Given the general significances attached to the different markings to be found in the hands that we saw in our discussion of the text above, we should not therefore be surprised that chiromancy would eventually find its way into a text on medicine and medical diagnosis. The inclusion of these chiromancies in such a manuscript as this is therefore a significant indicator of the more widespread acceptance of chiromancy as a prognostic art at this time, especially with regard to its potential use in medical diagnosis, as well as being a more general indication of its developing esteem as being a subject worthy of study by all types of educated men. For it suggests that chiromancy, together with physiognomy and astrology, was becoming to be seen to be indispensable in the practice of medicine.

For an example of this, we might look to someone like Peter of Abano (1250- 1318) of Padua in Italy.
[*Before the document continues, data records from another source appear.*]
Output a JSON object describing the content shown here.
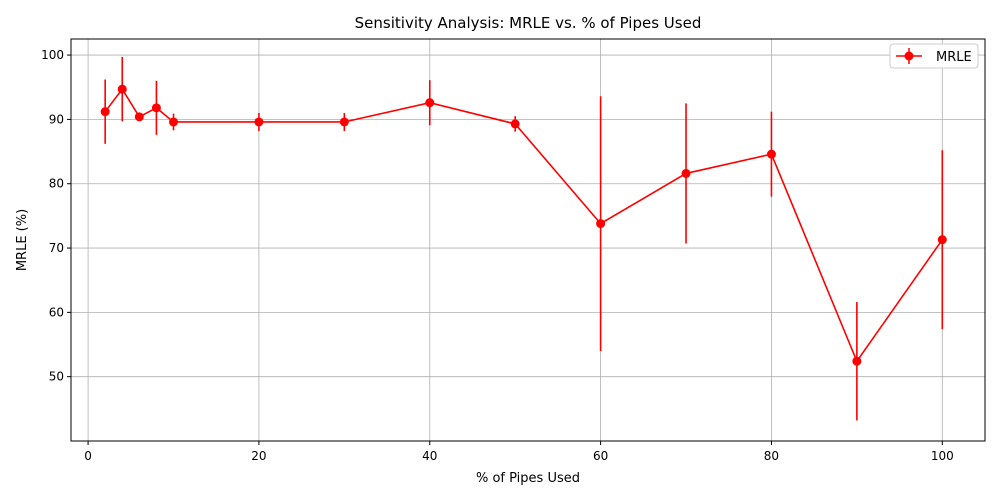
{
  "chart_data": {
    "type": "line",
    "title": "Sensitivity Analysis: MRLE vs. % of Pipes Used",
    "xlabel": "% of Pipes Used",
    "ylabel": "MRLE (%)",
    "xlim": [
      -2,
      105
    ],
    "ylim": [
      40,
      102.5
    ],
    "xticks": [
      0,
      20,
      40,
      60,
      80,
      100
    ],
    "yticks": [
      50,
      60,
      70,
      80,
      90,
      100
    ],
    "grid": true,
    "legend_position": "top-right",
    "series": [
      {
        "name": "MRLE",
        "color": "#ff0000",
        "marker": "circle",
        "x": [
          2,
          4,
          6,
          8,
          10,
          20,
          30,
          40,
          50,
          60,
          70,
          80,
          90,
          100
        ],
        "y": [
          91.2,
          94.7,
          90.4,
          91.8,
          89.6,
          89.6,
          89.6,
          92.6,
          89.3,
          73.8,
          81.6,
          84.6,
          52.4,
          71.3
        ],
        "err": [
          5.0,
          5.0,
          0.6,
          4.2,
          1.3,
          1.4,
          1.4,
          3.5,
          1.2,
          19.8,
          10.9,
          6.6,
          9.2,
          13.9
        ]
      }
    ]
  }
}
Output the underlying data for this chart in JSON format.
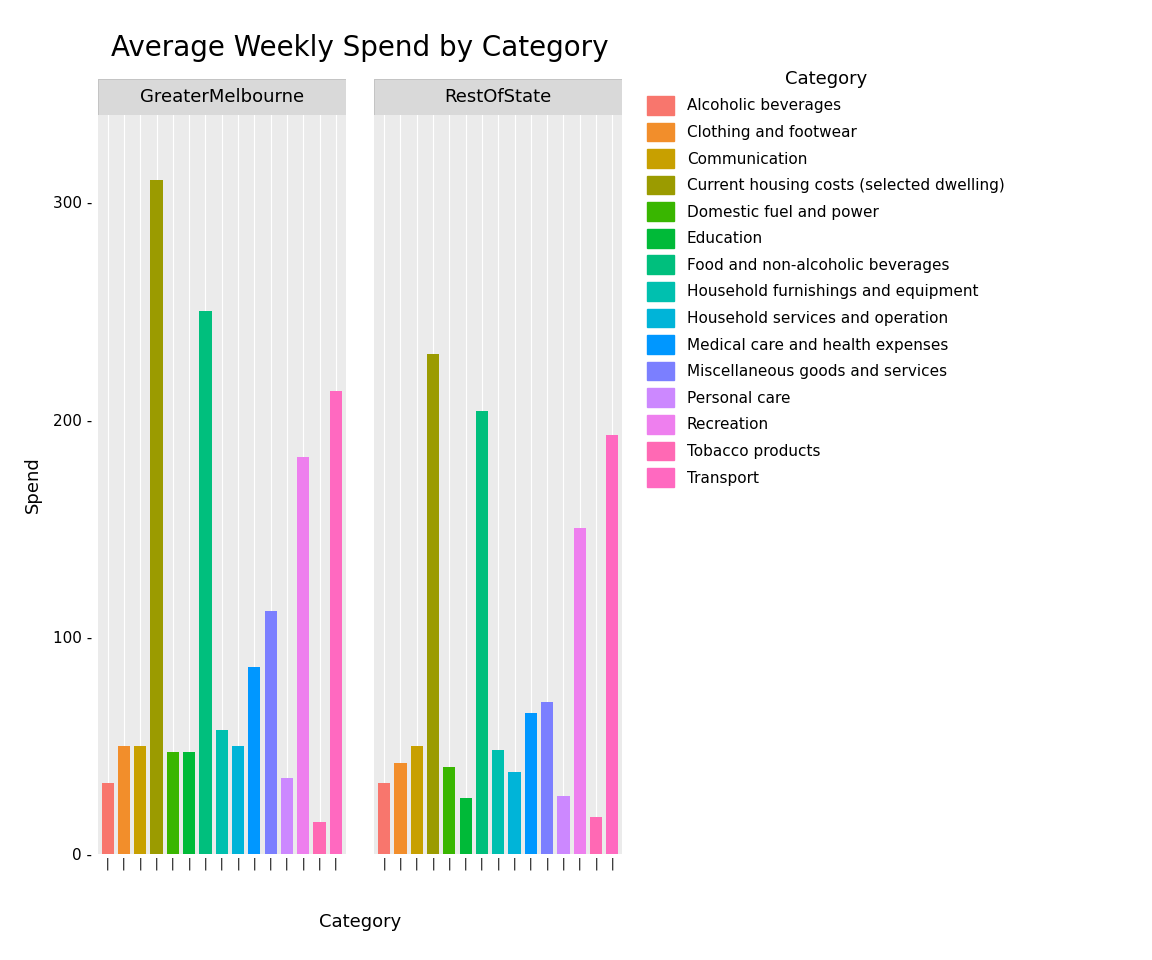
{
  "title": "Average Weekly Spend by Category",
  "xlabel": "Category",
  "ylabel": "Spend",
  "panels": [
    "GreaterMelbourne",
    "RestOfState"
  ],
  "categories": [
    "Alcoholic beverages",
    "Clothing and footwear",
    "Communication",
    "Current housing costs (selected dwelling)",
    "Domestic fuel and power",
    "Education",
    "Food and non-alcoholic beverages",
    "Household furnishings and equipment",
    "Household services and operation",
    "Medical care and health expenses",
    "Miscellaneous goods and services",
    "Personal care",
    "Recreation",
    "Tobacco products",
    "Transport"
  ],
  "bar_colors": [
    "#F8766D",
    "#F28E2B",
    "#C8A000",
    "#9B9B00",
    "#39B600",
    "#00BA38",
    "#00BF7D",
    "#00C0AF",
    "#00B4D8",
    "#0097FF",
    "#7B7FFF",
    "#CC88FF",
    "#EE7FEE",
    "#FF69B4",
    "#FF69C0"
  ],
  "values_GreaterMelbourne": [
    33,
    50,
    50,
    310,
    47,
    47,
    250,
    57,
    50,
    86,
    112,
    35,
    183,
    15,
    213
  ],
  "values_RestOfState": [
    33,
    42,
    50,
    230,
    40,
    26,
    204,
    48,
    38,
    65,
    70,
    27,
    150,
    17,
    193
  ],
  "ylim": [
    0,
    340
  ],
  "yticks": [
    0,
    100,
    200,
    300
  ],
  "panel_bg": "#EBEBEB",
  "facet_bg": "#D9D9D9",
  "grid_color": "#FFFFFF",
  "background_color": "#FFFFFF",
  "title_fontsize": 20,
  "axis_fontsize": 13,
  "tick_fontsize": 11,
  "legend_title_fontsize": 13,
  "legend_fontsize": 11
}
Abano wrote at least one chiromantic treatise, as well as several others on physiognomy, geomancy and astrology. Although he had a reputation as being something of a magician, as a scholar his intellectual credentials seem impeccable enough, for he was able to freely study from ancient Greek, Latin and Arabic texts. He also wrote on medicine and considered that the study of astrology and astronomy were indispensable to its practice; indeed, he can be seen as something of a precursor to the ideal 'Renaissance man', the academic scholar who was as adept in science, medicine and philosophy as he was in astrology and natural magic. For Abano and other educated men of his time, these were all interrelated arts, inseparable parts of one united intellectual whole.